By Frank Clemente and Sarah Anderson
June 6, 2014
Low-income families weren’t the only ones hurt by cuts to food stamps last fall. Top Walmart executives also took a hit.
The cutbacks ate into the discount giant’s sales because so many of its low-income customers rely on this public assistance program to help pay for their groceries. And that made it tough for the company’s top brass to meet their bonus targets.
But that wave of anxiety didn’t last long. Walmart’s board simply rejiggered bonus criteria so that executives could still reap “performance” payouts, The New York Times reported.
Why are most corporate boards determined to maintain sky-high pay for executives even when they perform poorly? The most common explanation is that board members are often overpaid corporate leaders themselves. The last thing they want to do is provoke scrutiny of their own fat paychecks.
Another, lesser-known reason is that corporations actually have a perverse incentive for overpaying top-level executives. This is due to a tax loophole that allows corporations to deduct unlimited amounts from their federal income taxes for the cost of so-called “performance pay” for executives. The more corporations pay top officers, the less they pay Uncle Sam.
Guess who makes up the difference? Taxpayers.
A new report we co-authored for the Institute for Policy Studies and Americans for Tax Fairness calculates just how much this bonus loophole benefits Walmart. For example, we found that Mike Duke, the big box retailer’s recently retired CEO, pocketed nearly $116 million in exercised stock options and other “performance pay” between 2009 and 2014. That translates into a taxpayer subsidy for Walmart of more than $40 million.
By lowering the performance bar for Walmart’s executives, the company’s board has kept the bosses happy and secured a nice big tax break.
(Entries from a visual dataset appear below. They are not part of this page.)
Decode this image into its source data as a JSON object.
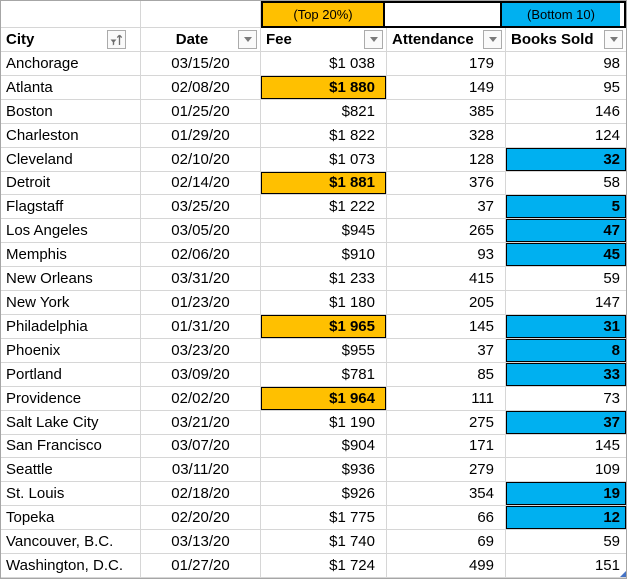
{
  "banner": {
    "top_label": "(Top 20%)",
    "bottom_label": "(Bottom 10)"
  },
  "columns": {
    "city": {
      "label": "City",
      "filter_icon": "sort-ascending-filter-icon"
    },
    "date": {
      "label": "Date",
      "filter_icon": "filter-dropdown-icon"
    },
    "fee": {
      "label": "Fee",
      "filter_icon": "filter-dropdown-icon"
    },
    "attendance": {
      "label": "Attendance",
      "filter_icon": "filter-dropdown-icon"
    },
    "books_sold": {
      "label": "Books Sold",
      "filter_icon": "filter-dropdown-icon"
    }
  },
  "colors": {
    "top_highlight_orange": "#FFC000",
    "bottom_highlight_cyan": "#00B0F0",
    "gridline": "#d6d6d6",
    "fill_handle_blue": "#4472c4"
  },
  "rows": [
    {
      "city": "Anchorage",
      "date": "03/15/20",
      "fee": "$1 038",
      "attendance": "179",
      "books_sold": "98",
      "fee_highlight": false,
      "books_highlight": false
    },
    {
      "city": "Atlanta",
      "date": "02/08/20",
      "fee": "$1 880",
      "attendance": "149",
      "books_sold": "95",
      "fee_highlight": true,
      "books_highlight": false
    },
    {
      "city": "Boston",
      "date": "01/25/20",
      "fee": "$821",
      "attendance": "385",
      "books_sold": "146",
      "fee_highlight": false,
      "books_highlight": false
    },
    {
      "city": "Charleston",
      "date": "01/29/20",
      "fee": "$1 822",
      "attendance": "328",
      "books_sold": "124",
      "fee_highlight": false,
      "books_highlight": false
    },
    {
      "city": "Cleveland",
      "date": "02/10/20",
      "fee": "$1 073",
      "attendance": "128",
      "books_sold": "32",
      "fee_highlight": false,
      "books_highlight": true
    },
    {
      "city": "Detroit",
      "date": "02/14/20",
      "fee": "$1 881",
      "attendance": "376",
      "books_sold": "58",
      "fee_highlight": true,
      "books_highlight": false
    },
    {
      "city": "Flagstaff",
      "date": "03/25/20",
      "fee": "$1 222",
      "attendance": "37",
      "books_sold": "5",
      "fee_highlight": false,
      "books_highlight": true
    },
    {
      "city": "Los Angeles",
      "date": "03/05/20",
      "fee": "$945",
      "attendance": "265",
      "books_sold": "47",
      "fee_highlight": false,
      "books_highlight": true
    },
    {
      "city": "Memphis",
      "date": "02/06/20",
      "fee": "$910",
      "attendance": "93",
      "books_sold": "45",
      "fee_highlight": false,
      "books_highlight": true
    },
    {
      "city": "New Orleans",
      "date": "03/31/20",
      "fee": "$1 233",
      "attendance": "415",
      "books_sold": "59",
      "fee_highlight": false,
      "books_highlight": false
    },
    {
      "city": "New York",
      "date": "01/23/20",
      "fee": "$1 180",
      "attendance": "205",
      "books_sold": "147",
      "fee_highlight": false,
      "books_highlight": false
    },
    {
      "city": "Philadelphia",
      "date": "01/31/20",
      "fee": "$1 965",
      "attendance": "145",
      "books_sold": "31",
      "fee_highlight": true,
      "books_highlight": true
    },
    {
      "city": "Phoenix",
      "date": "03/23/20",
      "fee": "$955",
      "attendance": "37",
      "books_sold": "8",
      "fee_highlight": false,
      "books_highlight": true
    },
    {
      "city": "Portland",
      "date": "03/09/20",
      "fee": "$781",
      "attendance": "85",
      "books_sold": "33",
      "fee_highlight": false,
      "books_highlight": true
    },
    {
      "city": "Providence",
      "date": "02/02/20",
      "fee": "$1 964",
      "attendance": "111",
      "books_sold": "73",
      "fee_highlight": true,
      "books_highlight": false
    },
    {
      "city": "Salt Lake City",
      "date": "03/21/20",
      "fee": "$1 190",
      "attendance": "275",
      "books_sold": "37",
      "fee_highlight": false,
      "books_highlight": true
    },
    {
      "city": "San Francisco",
      "date": "03/07/20",
      "fee": "$904",
      "attendance": "171",
      "books_sold": "145",
      "fee_highlight": false,
      "books_highlight": false
    },
    {
      "city": "Seattle",
      "date": "03/11/20",
      "fee": "$936",
      "attendance": "279",
      "books_sold": "109",
      "fee_highlight": false,
      "books_highlight": false
    },
    {
      "city": "St. Louis",
      "date": "02/18/20",
      "fee": "$926",
      "attendance": "354",
      "books_sold": "19",
      "fee_highlight": false,
      "books_highlight": true
    },
    {
      "city": "Topeka",
      "date": "02/20/20",
      "fee": "$1 775",
      "attendance": "66",
      "books_sold": "12",
      "fee_highlight": false,
      "books_highlight": true
    },
    {
      "city": "Vancouver, B.C.",
      "date": "03/13/20",
      "fee": "$1 740",
      "attendance": "69",
      "books_sold": "59",
      "fee_highlight": false,
      "books_highlight": false
    },
    {
      "city": "Washington, D.C.",
      "date": "01/27/20",
      "fee": "$1 724",
      "attendance": "499",
      "books_sold": "151",
      "fee_highlight": false,
      "books_highlight": false
    }
  ]
}
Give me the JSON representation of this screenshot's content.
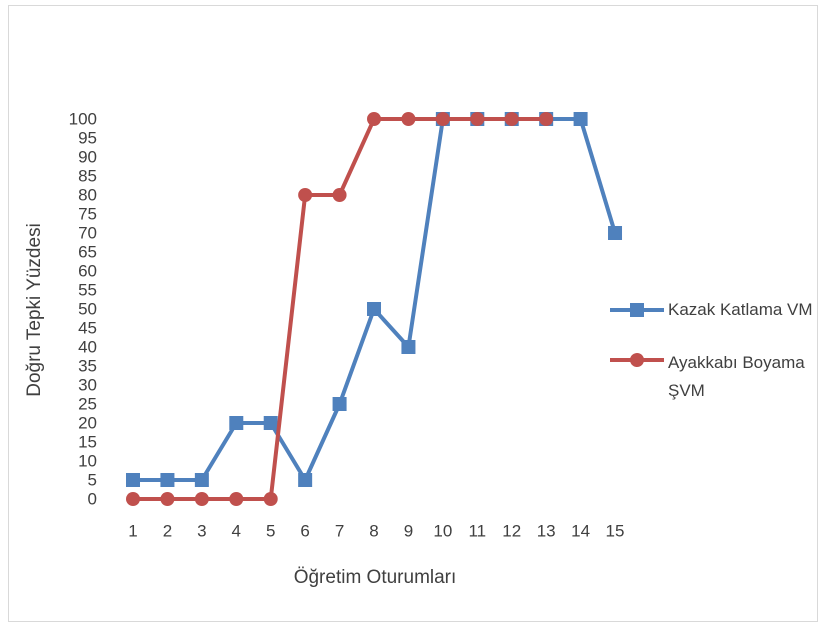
{
  "chart_data": {
    "type": "line",
    "x_label": "Öğretim Oturumları",
    "y_label": "Doğru Tepki Yüzdesi",
    "categories": [
      "1",
      "2",
      "3",
      "4",
      "5",
      "6",
      "7",
      "8",
      "9",
      "10",
      "11",
      "12",
      "13",
      "14",
      "15"
    ],
    "series": [
      {
        "name": "Kazak Katlama VM",
        "color": "#4f81bd",
        "marker": "square",
        "values": [
          5,
          5,
          5,
          20,
          20,
          5,
          25,
          50,
          40,
          100,
          100,
          100,
          100,
          100,
          70
        ]
      },
      {
        "name": "Ayakkabı Boyama ŞVM",
        "color": "#c0504d",
        "marker": "circle",
        "values": [
          0,
          0,
          0,
          0,
          0,
          80,
          80,
          100,
          100,
          100,
          100,
          100,
          100,
          null,
          null
        ]
      }
    ],
    "ylim": [
      0,
      100
    ],
    "yticks": [
      0,
      5,
      10,
      15,
      20,
      25,
      30,
      35,
      40,
      45,
      50,
      55,
      60,
      65,
      70,
      75,
      80,
      85,
      90,
      95,
      100
    ],
    "grid": false,
    "legend": "right"
  }
}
Consider the tradeoff here: This $40 million subsidy could have covered the average cost of food stamps for 4,200 people over that six-year period.
Congress should end this subsidy for bonuses at the top of Walmart and other publicly held U.S. corporations, which costs $50 billion over 10 years, by simply eliminating the “performance pay” loophole.
Meanwhile, the government is continuing to gut food stamp benefits. As part of a Farm Bill compromise this year, lawmakers agreed to reduce the program’s benefits by an average of $90 a month for 850,000 families.
Walmart’s low-wage workers are likely to be among those affected. Near-poverty wages and part-time schedules have forced the company’s own employees to rely on $6.2 billion worth of food stamps and other taxpayer-funded benefits per year, Americans for Tax Fairness estimates.
For a company that hauled in $16 billion in profits last year, this is shameful.
Walmart’s workers are speaking out more than ever before. In the past two years, about 1,000 Walmart stores have faced strikes or rallies for better pay and working conditions. In January 2014, the National Labor Relations Board charged the corporation with illegally disciplining and firing workers who participated in these actions.
Barbara Collins, a single mother from Placerville, Calif., wrote in Salon about her decision to join strike actions after struggling for years to make ends meet while earning $12.05 an hour as a Walmart stocker. For years, she was never guaranteed a 40-hour workweek. During some weeks she worked as few as eight hours. Following a confrontation with a Walmart board member about the company’s poor pay and working conditions, she got fired.
Despite the intimidation, Walmart workers and their allies are organizing a new round of strikes that began before the corporation’s June 6 annual shareholder meeting
Taxpayers should support these workers by demanding an end to subsidies for Walmart’s inexcusable pay practices — at both the bottom and the top.
Sarah Anderson directs the Global Economy Project at the Institute for Policy Studies, and Frank Clemente is the executive director of Americans for Tax Fairness. They wrote Taxpayers Subsidize Walmart Execs, a new report.